I slowly placed one foot on the ground and then the other.
I’m not sure how it is in other parts of the country, but seeing a pair of women’s wedge sandals on a person, in a men’s restroom, in South Mississippi, in a Cracker Barrel, on Chicken Pot Pie night—is highly unusual.
“What the…,” the man muttered as he saw my shoes appear. As all three men became aware of the situation, I was forced to walk out of the stall. I took a deep breath (which I quickly regretted), unlocked the door, and walked out keeping my eyes on the ground.
Nervous and unsure of what to say, I said the first thing that came into my head.
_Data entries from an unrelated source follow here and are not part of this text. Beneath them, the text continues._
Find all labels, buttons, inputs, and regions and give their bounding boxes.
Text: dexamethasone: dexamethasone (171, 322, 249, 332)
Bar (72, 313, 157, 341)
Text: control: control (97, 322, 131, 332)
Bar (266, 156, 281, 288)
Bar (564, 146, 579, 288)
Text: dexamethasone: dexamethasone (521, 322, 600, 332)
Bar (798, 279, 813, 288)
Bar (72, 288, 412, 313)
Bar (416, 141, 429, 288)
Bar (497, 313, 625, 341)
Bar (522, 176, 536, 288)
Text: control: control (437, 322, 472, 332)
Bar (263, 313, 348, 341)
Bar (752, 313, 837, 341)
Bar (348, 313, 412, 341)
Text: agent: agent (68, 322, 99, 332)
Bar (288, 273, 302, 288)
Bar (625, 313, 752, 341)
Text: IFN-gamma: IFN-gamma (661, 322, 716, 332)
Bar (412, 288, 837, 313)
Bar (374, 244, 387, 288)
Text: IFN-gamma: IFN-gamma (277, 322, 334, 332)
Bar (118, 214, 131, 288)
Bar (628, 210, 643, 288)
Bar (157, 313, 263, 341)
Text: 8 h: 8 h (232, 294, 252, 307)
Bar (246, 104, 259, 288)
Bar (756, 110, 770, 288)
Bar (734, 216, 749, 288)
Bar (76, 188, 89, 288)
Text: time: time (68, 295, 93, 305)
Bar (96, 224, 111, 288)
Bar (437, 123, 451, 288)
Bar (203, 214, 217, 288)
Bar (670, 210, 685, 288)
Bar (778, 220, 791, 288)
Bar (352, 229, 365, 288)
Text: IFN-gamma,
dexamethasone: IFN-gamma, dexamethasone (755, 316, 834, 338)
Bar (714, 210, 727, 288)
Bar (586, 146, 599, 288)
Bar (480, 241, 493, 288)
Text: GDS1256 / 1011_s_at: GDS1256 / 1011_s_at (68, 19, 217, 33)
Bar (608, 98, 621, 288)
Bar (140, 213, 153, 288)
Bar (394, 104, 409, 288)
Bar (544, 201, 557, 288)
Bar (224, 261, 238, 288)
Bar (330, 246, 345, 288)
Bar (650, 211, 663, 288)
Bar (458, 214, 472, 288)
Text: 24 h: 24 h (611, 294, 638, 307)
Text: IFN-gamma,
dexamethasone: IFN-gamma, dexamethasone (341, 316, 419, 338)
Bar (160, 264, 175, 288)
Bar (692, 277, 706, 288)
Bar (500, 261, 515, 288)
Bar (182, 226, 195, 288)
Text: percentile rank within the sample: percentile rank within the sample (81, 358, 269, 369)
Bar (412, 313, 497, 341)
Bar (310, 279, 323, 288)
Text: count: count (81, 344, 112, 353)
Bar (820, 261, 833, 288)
“Hey guys, I am so sorry. This used to be the Lady’s Room, and I walked in as usual…”, but instead of finishing my explanation the hilarity of the situation got to me and I started to laugh. It was the uncontrollable kind that I used to get in church as a little girl. The men slowly started to join me. As I tried to walk out, almost unable to walk, the man closest to the exit opened the bathroom door for me, which revealed the Men’s sign where the Women’s sign had hung just months prior. I pointed to the sign and we all died laughing. Walking out, I bumped into a man walking in.
“Brooke? Is that you? What are you doing in the Men’s Room?,” said a familiar voice.
I looked up to see an old boyfriend—who I hadn’t seen in 20 years. Without thinking, in a state of delirium, trying to act cool, and being highly embarrassed—I replied (in a gangsta voice), “You know—I just do what I do.”
As soon as the words left my lips, mortification covered my face. I quickly walked back to my table. What was that, Brooke? I thought to myself.
For the next hour, I picked at my dinner without making eye contact with any of the men in the restaurant. The events that just transpired were playing over and over again in my head while my family stayed engaged in conversation. Suddenly, I heard my mom trying to get my attention. “Did you hear me? I said, I just love The Club.” she said fondly. “We have such good memories here—don’t you think so, Brookie?”